E mbora tenha garantido por diversas vezes que não seria o último país a ratificar a adesão da Suécia à NATO, a Hungria é mesmo o derradeiro obstáculo à entrada efectiva daquele país na Aliança Atlântica, depois da ratificação por parte da Turquia, a 23 de Janeiro passado, no fim de um longo processo negocial entre Ancara e Estocolmo que se arrastou durante cerca de 20 meses.
Assumindo agora em sede da NATO o papel de 'vilão' que tantas vezes tem protagonizado na cena europeia, Orbán justifica o seu bloqueio à Suécia por alegadas posições "difamatórias" de Estocolmo relativamente ao Estado de direito na Hungria, a mesma razão, de resto, que levou Bruxelas a 'congelar' fundos comunitários a Budapeste, suscitando como resposta os múltiplos vetos húngaros no âmbito da UE.
Ainda na semana passada, a 01 de Fevereiro, os chefes de Estado e de Governo celebraram uma cimeira extraordinária em Bruxelas por 'culpa' exclusiva de Orbán, que em Dezembro bloqueou uma ajuda financeira de 50 mil milhões de euros à Ucrânia, naquela que parece ter constituído 'a gota de água' para muitos dos líderes europeus.
Cansados das "chantagens" do primeiro-ministro húngaro, diversos líderes da UE já admitiam publicamente recorrer à pior sanção prevista nos tratados e nunca antes usada: activar a alínea no artigo 7º do Tratado da UE que prevê retirar o direito de voto a um país por violação do Estado de direito.
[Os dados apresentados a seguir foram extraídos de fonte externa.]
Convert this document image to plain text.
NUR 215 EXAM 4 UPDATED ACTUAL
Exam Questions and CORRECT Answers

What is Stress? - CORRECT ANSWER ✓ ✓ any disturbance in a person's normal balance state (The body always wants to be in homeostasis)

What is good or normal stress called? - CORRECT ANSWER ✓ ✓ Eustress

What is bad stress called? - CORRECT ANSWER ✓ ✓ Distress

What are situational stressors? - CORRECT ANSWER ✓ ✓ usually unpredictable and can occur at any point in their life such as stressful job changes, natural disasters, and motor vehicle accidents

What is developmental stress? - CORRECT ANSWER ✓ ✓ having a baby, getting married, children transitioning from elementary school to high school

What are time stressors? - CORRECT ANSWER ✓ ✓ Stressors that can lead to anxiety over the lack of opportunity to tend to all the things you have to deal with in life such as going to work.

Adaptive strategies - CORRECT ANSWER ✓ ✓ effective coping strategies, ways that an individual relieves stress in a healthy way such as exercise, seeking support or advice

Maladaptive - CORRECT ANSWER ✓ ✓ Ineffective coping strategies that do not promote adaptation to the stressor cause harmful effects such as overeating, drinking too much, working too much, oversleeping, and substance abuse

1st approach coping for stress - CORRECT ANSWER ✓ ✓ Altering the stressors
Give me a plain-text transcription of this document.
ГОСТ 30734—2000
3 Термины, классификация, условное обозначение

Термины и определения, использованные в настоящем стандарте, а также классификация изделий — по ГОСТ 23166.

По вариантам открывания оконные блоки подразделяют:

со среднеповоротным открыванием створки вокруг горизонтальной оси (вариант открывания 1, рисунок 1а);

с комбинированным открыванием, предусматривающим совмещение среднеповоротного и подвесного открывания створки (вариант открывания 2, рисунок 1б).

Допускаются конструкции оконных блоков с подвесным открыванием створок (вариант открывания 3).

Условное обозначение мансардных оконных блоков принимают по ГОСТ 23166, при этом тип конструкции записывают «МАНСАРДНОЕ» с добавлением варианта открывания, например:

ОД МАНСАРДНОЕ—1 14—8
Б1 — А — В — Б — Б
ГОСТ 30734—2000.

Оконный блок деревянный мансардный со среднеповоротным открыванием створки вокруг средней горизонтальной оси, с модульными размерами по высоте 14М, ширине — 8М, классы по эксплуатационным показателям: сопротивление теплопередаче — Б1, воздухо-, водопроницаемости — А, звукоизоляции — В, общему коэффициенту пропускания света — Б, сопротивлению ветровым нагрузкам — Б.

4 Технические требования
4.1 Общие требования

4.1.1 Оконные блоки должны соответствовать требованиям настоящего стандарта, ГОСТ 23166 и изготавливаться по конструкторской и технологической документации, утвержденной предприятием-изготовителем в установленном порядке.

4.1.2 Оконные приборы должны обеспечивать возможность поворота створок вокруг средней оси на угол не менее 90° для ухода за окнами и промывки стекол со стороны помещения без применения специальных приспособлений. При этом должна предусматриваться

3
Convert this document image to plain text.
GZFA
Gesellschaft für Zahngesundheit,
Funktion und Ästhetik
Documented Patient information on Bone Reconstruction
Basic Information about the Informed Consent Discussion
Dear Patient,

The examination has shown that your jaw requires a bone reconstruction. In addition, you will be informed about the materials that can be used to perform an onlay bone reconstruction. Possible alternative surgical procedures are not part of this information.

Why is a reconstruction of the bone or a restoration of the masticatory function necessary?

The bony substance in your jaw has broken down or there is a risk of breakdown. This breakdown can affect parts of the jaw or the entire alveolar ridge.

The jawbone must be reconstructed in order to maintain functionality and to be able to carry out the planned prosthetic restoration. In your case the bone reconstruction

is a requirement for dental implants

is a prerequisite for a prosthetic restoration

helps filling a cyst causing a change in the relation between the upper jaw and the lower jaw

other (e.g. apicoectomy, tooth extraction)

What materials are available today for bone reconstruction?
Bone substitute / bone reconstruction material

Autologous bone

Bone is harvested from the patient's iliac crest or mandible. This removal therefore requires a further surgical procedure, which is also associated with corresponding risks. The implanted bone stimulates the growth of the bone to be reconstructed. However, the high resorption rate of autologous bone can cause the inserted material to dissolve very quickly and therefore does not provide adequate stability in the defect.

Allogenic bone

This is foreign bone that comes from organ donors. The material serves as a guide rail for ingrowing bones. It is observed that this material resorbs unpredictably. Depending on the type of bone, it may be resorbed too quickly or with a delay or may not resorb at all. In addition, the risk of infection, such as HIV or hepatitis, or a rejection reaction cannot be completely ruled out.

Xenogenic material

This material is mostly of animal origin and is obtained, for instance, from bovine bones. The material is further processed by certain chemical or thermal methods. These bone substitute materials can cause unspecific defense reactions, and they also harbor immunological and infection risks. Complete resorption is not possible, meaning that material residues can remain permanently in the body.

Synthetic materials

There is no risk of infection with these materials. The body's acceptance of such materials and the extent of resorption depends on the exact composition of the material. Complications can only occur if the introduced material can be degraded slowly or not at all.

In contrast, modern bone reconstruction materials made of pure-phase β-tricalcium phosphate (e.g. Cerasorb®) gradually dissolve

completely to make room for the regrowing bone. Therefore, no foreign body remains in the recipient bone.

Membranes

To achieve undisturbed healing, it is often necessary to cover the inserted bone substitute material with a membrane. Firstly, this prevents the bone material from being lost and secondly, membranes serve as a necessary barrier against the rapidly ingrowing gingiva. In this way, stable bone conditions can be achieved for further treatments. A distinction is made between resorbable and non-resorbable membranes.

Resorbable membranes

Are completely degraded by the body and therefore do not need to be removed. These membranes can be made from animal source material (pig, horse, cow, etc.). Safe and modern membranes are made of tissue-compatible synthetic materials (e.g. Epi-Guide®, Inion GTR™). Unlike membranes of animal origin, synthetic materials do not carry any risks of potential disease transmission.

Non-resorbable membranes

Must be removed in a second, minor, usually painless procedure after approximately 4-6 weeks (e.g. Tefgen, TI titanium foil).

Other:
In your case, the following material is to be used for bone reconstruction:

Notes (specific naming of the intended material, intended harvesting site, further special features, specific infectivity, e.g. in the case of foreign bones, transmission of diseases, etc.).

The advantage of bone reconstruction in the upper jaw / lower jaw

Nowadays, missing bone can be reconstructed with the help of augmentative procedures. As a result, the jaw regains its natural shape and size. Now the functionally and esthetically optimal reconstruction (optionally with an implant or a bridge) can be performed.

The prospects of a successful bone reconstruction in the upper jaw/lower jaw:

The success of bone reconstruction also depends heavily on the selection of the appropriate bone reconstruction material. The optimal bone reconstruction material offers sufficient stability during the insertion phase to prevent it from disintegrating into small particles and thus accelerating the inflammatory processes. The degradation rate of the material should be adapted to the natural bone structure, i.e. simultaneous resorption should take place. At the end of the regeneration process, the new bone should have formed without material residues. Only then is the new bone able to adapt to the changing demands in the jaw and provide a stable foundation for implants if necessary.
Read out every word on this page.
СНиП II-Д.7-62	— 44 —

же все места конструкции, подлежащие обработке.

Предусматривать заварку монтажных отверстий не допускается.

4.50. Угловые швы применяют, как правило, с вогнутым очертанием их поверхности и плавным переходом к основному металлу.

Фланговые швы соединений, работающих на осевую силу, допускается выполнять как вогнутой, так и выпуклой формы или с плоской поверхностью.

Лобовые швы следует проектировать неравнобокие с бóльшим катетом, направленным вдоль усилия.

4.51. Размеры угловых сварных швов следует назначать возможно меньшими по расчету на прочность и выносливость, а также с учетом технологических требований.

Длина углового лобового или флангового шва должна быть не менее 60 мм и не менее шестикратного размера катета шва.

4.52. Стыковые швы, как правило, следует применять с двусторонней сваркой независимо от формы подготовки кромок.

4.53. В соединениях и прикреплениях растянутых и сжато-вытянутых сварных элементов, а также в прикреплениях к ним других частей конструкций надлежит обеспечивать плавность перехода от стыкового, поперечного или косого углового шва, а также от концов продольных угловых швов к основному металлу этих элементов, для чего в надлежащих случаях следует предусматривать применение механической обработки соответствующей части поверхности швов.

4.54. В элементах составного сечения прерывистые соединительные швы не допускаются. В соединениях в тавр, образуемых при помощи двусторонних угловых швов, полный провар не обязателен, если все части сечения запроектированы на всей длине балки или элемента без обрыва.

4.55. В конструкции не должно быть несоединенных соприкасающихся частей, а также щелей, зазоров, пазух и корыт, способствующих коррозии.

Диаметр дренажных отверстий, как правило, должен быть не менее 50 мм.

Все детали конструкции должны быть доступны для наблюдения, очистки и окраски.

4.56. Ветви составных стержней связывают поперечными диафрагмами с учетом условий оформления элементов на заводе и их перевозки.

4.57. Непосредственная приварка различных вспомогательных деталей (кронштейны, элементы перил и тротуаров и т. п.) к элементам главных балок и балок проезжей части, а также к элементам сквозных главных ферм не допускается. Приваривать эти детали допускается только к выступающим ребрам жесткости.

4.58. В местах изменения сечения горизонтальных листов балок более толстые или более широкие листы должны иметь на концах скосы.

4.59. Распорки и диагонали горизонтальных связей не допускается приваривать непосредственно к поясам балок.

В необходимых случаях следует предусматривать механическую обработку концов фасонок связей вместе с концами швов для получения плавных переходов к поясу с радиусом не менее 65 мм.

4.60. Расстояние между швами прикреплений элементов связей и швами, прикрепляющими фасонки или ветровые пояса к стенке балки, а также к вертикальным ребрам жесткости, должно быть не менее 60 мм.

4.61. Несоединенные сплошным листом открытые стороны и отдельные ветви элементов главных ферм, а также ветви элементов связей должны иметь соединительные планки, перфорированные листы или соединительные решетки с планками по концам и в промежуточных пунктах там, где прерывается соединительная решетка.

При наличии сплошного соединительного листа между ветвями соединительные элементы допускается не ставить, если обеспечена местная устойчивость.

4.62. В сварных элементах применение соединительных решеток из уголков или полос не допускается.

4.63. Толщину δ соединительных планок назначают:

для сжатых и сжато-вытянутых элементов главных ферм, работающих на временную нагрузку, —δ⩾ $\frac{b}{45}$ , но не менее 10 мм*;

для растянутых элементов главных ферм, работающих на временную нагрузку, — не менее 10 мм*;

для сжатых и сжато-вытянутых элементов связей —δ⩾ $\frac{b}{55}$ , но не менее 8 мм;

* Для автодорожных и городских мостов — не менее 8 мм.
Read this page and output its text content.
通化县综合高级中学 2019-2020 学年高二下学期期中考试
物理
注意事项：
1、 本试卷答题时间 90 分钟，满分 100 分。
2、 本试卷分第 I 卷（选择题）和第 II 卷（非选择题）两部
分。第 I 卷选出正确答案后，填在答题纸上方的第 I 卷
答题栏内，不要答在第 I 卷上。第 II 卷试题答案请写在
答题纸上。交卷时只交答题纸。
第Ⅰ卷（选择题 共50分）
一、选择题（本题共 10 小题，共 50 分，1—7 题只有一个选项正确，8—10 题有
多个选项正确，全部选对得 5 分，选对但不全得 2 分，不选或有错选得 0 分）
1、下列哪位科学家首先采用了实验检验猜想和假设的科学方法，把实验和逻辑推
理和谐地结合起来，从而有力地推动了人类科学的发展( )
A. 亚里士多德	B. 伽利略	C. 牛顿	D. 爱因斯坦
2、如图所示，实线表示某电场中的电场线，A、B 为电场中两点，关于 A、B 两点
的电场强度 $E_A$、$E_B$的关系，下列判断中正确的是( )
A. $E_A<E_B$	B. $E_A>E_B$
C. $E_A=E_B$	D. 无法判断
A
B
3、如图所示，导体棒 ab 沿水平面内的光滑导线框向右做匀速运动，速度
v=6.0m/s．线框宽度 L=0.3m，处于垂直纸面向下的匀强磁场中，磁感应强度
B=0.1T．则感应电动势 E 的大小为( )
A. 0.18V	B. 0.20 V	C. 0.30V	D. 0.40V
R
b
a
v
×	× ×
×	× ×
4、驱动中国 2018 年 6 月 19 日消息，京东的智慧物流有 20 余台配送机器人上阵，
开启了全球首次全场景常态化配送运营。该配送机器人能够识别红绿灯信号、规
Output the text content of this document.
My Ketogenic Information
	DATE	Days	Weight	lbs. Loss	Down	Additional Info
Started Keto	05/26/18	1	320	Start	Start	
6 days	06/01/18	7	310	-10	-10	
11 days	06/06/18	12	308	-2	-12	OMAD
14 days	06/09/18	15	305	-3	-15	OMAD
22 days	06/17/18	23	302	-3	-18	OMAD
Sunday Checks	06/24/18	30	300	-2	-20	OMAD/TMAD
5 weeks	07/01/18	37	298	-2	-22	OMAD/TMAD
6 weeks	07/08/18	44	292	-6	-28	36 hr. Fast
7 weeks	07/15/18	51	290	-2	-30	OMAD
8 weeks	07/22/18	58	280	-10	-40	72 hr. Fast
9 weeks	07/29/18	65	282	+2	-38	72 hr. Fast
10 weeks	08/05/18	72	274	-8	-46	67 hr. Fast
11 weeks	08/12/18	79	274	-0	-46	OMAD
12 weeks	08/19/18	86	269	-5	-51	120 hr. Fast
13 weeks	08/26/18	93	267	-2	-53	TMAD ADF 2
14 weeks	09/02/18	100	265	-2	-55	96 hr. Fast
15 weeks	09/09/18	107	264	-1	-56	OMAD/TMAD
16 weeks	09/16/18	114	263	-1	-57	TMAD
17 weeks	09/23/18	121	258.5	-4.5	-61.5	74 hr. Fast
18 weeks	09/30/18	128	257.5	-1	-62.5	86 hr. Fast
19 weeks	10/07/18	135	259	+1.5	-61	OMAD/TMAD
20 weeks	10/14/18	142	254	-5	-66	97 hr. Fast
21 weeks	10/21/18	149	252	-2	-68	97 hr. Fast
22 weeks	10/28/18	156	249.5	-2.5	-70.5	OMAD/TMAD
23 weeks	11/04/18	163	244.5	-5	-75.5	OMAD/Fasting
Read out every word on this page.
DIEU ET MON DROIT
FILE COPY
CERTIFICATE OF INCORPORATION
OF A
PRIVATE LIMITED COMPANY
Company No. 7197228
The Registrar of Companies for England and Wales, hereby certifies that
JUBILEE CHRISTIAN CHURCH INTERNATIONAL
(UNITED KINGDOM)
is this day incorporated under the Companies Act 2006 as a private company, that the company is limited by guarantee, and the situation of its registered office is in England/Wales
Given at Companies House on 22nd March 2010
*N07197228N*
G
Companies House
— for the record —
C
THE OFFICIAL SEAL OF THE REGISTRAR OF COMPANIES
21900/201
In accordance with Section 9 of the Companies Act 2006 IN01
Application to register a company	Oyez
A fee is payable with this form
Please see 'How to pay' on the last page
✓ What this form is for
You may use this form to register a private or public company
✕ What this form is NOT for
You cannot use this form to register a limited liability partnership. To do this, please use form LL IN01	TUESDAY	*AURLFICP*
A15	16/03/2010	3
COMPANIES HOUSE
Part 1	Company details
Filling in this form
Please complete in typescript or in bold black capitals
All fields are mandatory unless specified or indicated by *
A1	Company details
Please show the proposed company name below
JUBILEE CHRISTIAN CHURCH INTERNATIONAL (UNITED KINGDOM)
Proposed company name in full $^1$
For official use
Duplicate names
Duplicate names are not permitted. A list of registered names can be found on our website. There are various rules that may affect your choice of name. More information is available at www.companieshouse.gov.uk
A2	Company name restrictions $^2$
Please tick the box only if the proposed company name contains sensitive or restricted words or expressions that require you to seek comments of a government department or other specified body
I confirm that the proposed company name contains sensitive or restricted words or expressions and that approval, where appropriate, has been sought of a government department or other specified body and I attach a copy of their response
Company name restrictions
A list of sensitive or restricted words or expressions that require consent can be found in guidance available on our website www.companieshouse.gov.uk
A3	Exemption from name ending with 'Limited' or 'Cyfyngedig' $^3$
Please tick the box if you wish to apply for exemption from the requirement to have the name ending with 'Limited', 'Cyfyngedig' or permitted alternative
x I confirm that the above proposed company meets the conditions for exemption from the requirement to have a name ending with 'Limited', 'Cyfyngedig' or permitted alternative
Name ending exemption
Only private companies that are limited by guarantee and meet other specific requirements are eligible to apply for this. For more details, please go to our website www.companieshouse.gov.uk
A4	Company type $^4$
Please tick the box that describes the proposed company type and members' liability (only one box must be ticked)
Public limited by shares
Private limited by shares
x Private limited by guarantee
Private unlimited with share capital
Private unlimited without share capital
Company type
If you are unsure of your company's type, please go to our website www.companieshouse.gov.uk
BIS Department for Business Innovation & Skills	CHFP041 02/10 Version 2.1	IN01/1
Os sinais de intransigência face a novos bloqueios de Budapeste parecem ter dado frutos, já que não foram precisos mais de 10 minutos de cimeira para Orbán levantar o seu veto, isto depois de alguns dos 'pesos pesados' do Conselho Europeu, casos do chanceler alemão Olaf Scholz, do Presidente francês Emmanuel Macron e da primeira-ministra italiana Giorgia Meloni, se terem reunido à porta fechada com o primeiro-ministro húngaro imediatamente antes do arranque oficial dos trabalhos.
À saída da cimeira, Orbán 'vendeu' internamente que o desfecho da reunião era "um sucesso" para a Hungria, argumentando que conseguiu que o dinheiro dos cofres europeus destinado a Budapeste não seria concedido à Ucrânia, mas na realidade a sua enésima chantagem não teve os resultados que ambicionava, já que cerca de 12 mil milhões de euros de fundos regionais que cabem à Hungria continuam retidos, por incumprimento da Carta Europeia dos Direitos Fundamentais.
Não foi preciso esperar, no entanto, muito tempo para que, num palco diferente, o primeiro-ministro húngaro voltasse a protagonizar o papel de 'vilão': na passada segunda-feira, o parlamento húngaro reuniu-se em sessão extraordinária por iniciativa dos deputados da oposição para inscrever na agenda a adesão da Suécia à NATO, mas a sessão foi boicotada pelo partido no poder, o Fidesz 'de' Orbán.
Apesar da presença, nas galerias da assembleia, do embaixador dos Estados Unidos em Budapeste, David Pressman, e de outros 14 representantes de países membros da NATO, numa óbvia manobra de pressão, os deputados do partido Fidesz, com ampla maioria no parlamento, optaram por não comparecer e deixando sós os 51 deputados da oposição, num total de 199 lugares, tendo por isso a sessão sido adiada por falta de quórum.
Viktor Orbán, o líder europeu mais próximo do Presidente russo -- como ficou uma vez mais evidenciado em Outubro do ano passado, quando, em Pequim, e para choque da grande maioria dos seus homólogos e aliados, se reuniu com Vladimir Putin e deu-lhe um aperto de mão posando para as câmaras -, e o único líder da Aliança Atlântica que se opõe de forma declarada ao envio de armas para a Ucrânia, faz agora depender o seu aval à entrada da Suécia de uma deslocação do primeiro-ministro sueco a Budapeste basicamente para se retratar daquilo que a Hungria classifica como anos de uma "política de difamação" de Estocolmo relativamente à deriva autoritária da Hungria.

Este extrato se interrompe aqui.